Я пожал плечами, больше него удивляясь собственной догадке:

– Я слушал эту песню, «Lisboa». Она мне напомнила о том путешествии, которое вы начали вместе.

– О том путешествии… – повторил он. – Тогда я ее и написал.

– Но ты говорил, что в тот раз вы не доехали до Лиссабона…

– Не доехали. Поэтому я и написал эту песню. Тебе ни разу не снилось, будто бродишь по городу, в котором никогда не бывал?

Мне хотелось спросить, продолжила ли Лукреция то путешествие одна, но я не решился: было ясно, что он больше не хочет говорить об этом. Биральбо посмотрел на часы, сделал вид, будто удивился, что уже так поздно, и сказал, что музыканты, наверное, уже ждут его в «Метрополитано».

Он не пригласил пойти туда с ним. Мы торопливо попрощались на улице, он повернулся, поднял воротник пальто и через несколько шагов, казалось, был уже очень далеко. Придя домой, я налил себе джина и поставил музыку Билли Свана. Когда пьешь в одиночестве, появляется ощущение, будто становишься камердинером призрака. Тишина отдает распоряжения, а ты выполняешь их с зыбкой тщательностью слуги-сомнамбулы: стакан, кубики льда, точное количество джина или виски, подставка под стакан, благоразумно положенная на стеклянную поверхность, чтобы потом никто не обнаружил на столе позорный круглый след, вовремя не вытертый влажной тряпкой. Я лег на диван, поставил невысокий стакан себе на живот и стал слушать эту музыку в четвертый или пятый раз. Плотный сверток лежал на столе между пепельницей и бутылкой джина. Первая песня, «Burma», была наполнена тьмой, в ней было напряжение, доведенное до предела, почти ужас. «Burma, Burma, Burma», – твердил мрачный голос Билли Свана, будто заклинание или молитву, а потом медленный острый звук его трубы длился, пока не разлетался пронзи-тельными нотами, пробуждающими одновременно страх и хаос. Эта музыка неизменно воскрешала во мне одно воспоминание: пустынные ночные улицы, отблеск светящих за углом прожекторов на фасадах с колоннами и на грудах развалин, бегущие люди, преследуемые собственными длинными тенями, с револьверами, в глубоко надвинутых шляпах и просторных, как у Биральбо, пальто.

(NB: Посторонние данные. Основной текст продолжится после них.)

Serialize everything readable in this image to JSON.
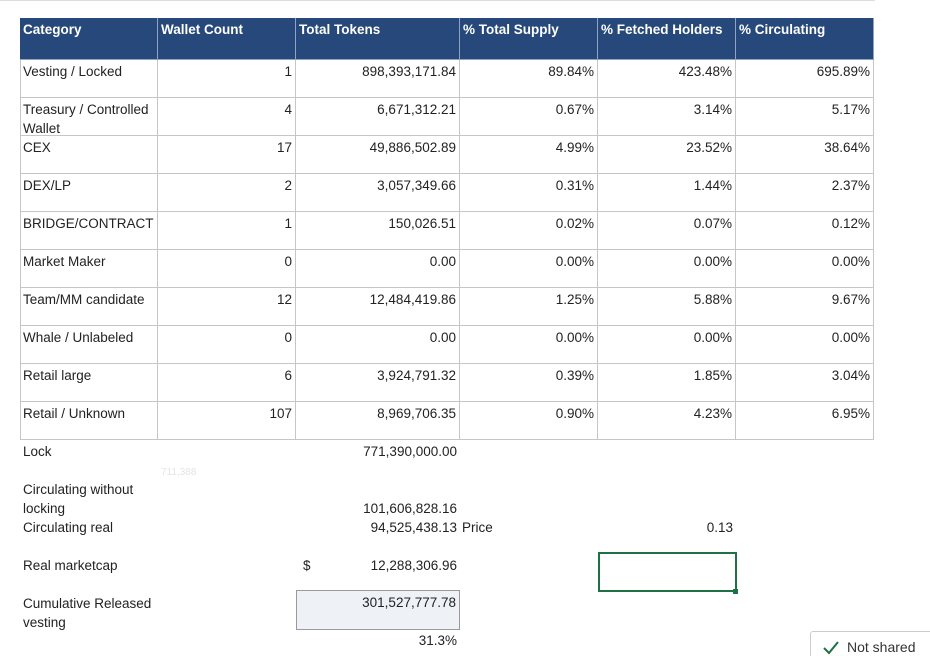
{
  "table": {
    "header": [
      "Category",
      "Wallet Count",
      "Total Tokens",
      "% Total Supply",
      "% Fetched Holders",
      "% Circulating"
    ],
    "rows": [
      [
        "Vesting / Locked",
        "1",
        "898,393,171.84",
        "89.84%",
        "423.48%",
        "695.89%"
      ],
      [
        "Treasury / Controlled Wallet",
        "4",
        "6,671,312.21",
        "0.67%",
        "3.14%",
        "5.17%"
      ],
      [
        "CEX",
        "17",
        "49,886,502.89",
        "4.99%",
        "23.52%",
        "38.64%"
      ],
      [
        "DEX/LP",
        "2",
        "3,057,349.66",
        "0.31%",
        "1.44%",
        "2.37%"
      ],
      [
        "BRIDGE/CONTRACT",
        "1",
        "150,026.51",
        "0.02%",
        "0.07%",
        "0.12%"
      ],
      [
        "Market Maker",
        "0",
        "0.00",
        "0.00%",
        "0.00%",
        "0.00%"
      ],
      [
        "Team/MM candidate",
        "12",
        "12,484,419.86",
        "1.25%",
        "5.88%",
        "9.67%"
      ],
      [
        "Whale / Unlabeled",
        "0",
        "0.00",
        "0.00%",
        "0.00%",
        "0.00%"
      ],
      [
        "Retail large",
        "6",
        "3,924,791.32",
        "0.39%",
        "1.85%",
        "3.04%"
      ],
      [
        "Retail / Unknown",
        "107",
        "8,969,706.35",
        "0.90%",
        "4.23%",
        "6.95%"
      ]
    ]
  },
  "summary": {
    "lock": {
      "label": "Lock",
      "value": "771,390,000.00",
      "ghost": "711,388"
    },
    "circulating_without_locking": {
      "label": "Circulating without locking",
      "value": "101,606,828.16"
    },
    "circulating_real": {
      "label": "Circulating real",
      "value": "94,525,438.13",
      "price_label": "Price",
      "price": "0.13"
    },
    "real_marketcap": {
      "label": "Real marketcap",
      "currency": "$",
      "value": "12,288,306.96"
    },
    "cumulative": {
      "label": "Cumulative Released vesting",
      "value": "301,527,777.78",
      "percent": "31.3%"
    }
  },
  "status": "Not shared"
}
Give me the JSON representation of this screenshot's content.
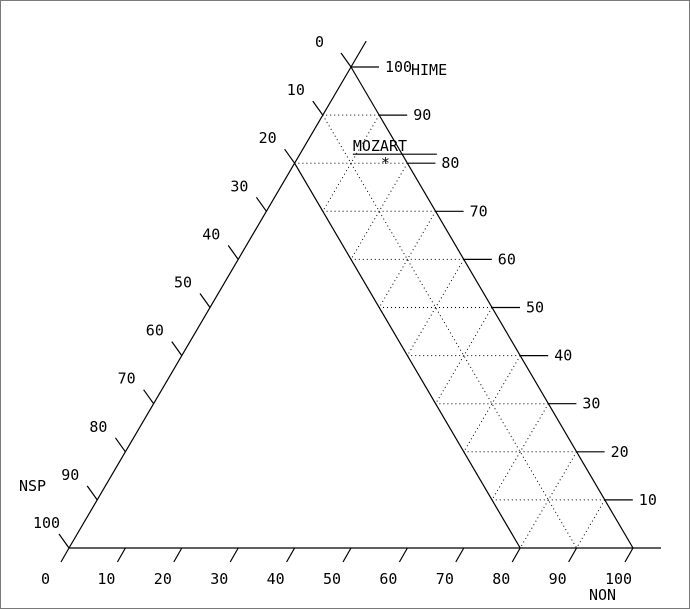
{
  "chart_data": {
    "type": "ternary",
    "corner_labels": {
      "top": "HIME",
      "left": "NSP",
      "right": "NON"
    },
    "tick_labels": [
      "0",
      "10",
      "20",
      "30",
      "40",
      "50",
      "60",
      "70",
      "80",
      "90",
      "100"
    ],
    "grid": true,
    "points": [
      {
        "label": "MOZART",
        "HIME": 80,
        "NON": 16,
        "NSP": 4
      }
    ],
    "boundary": {
      "NSP_min": 0,
      "NSP_max": 100,
      "inner_line_NSP": 20
    }
  }
}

Но это обостренное одиночеством и музыкой воспоминание – не из моей жизни, я уверен, а из какого-нибудь фильма, который я, должно быть, видел в детстве и название которого уже никогда не узнаю. Оно снова всплыло во мне, потому что в этой музыке ощущались преследование и страх – и все, что я смутно чувствовал в ней и в себе самом, было заключено в одном этом слове, Burma, и в размеренности заклинания, с которой Билли Сван его произносил: «Burma…» Не страна Бирма, которую можно найти на карте и о которой можно прочесть в энциклопедии, а гулкая тяжесть или мольба о чем-то. Я повторял эти два слога и находил в них и между оттеняющими их ударами барабана другие слова – слова, предшествующие грубому языку, который можно доверить надписям на камнях и глиняным табличкам, слова слишком темные, которые нельзя расшифровать, не осквернив их.

Музыка смолкла. Поднявшись, чтобы снова поставить пластинку, я без удивления заметил, что у меня слегка кружится голова и я уже пьян. Стопка писем на столе, рядом с бутылкой джина, являла собой неподвижную терпеливость, какая часто бывает присуща забытым вещам. Я потянул за веревочку, перевязывавшую письма, а когда раскаялся в этом, письма уже перемешались у меня в руках. Не открывая их, я стал рассматривать даты на штемпелях, название города – Берлин, – откуда они были посланы, изучать различия в цвете чернил и в почерке на конвертах. Одно из писем, последнее, не посылали по почте. На нем был поспешно написан адрес Биральбо и приклеены марки, но штемпель отсутствовал. Оно было намного тоньше других. За вторым стаканом джина я избавился от щепетильности и заглянул внутрь. Там ничего не было. Последнее письмо Лукреции оказалось пустым конвертом.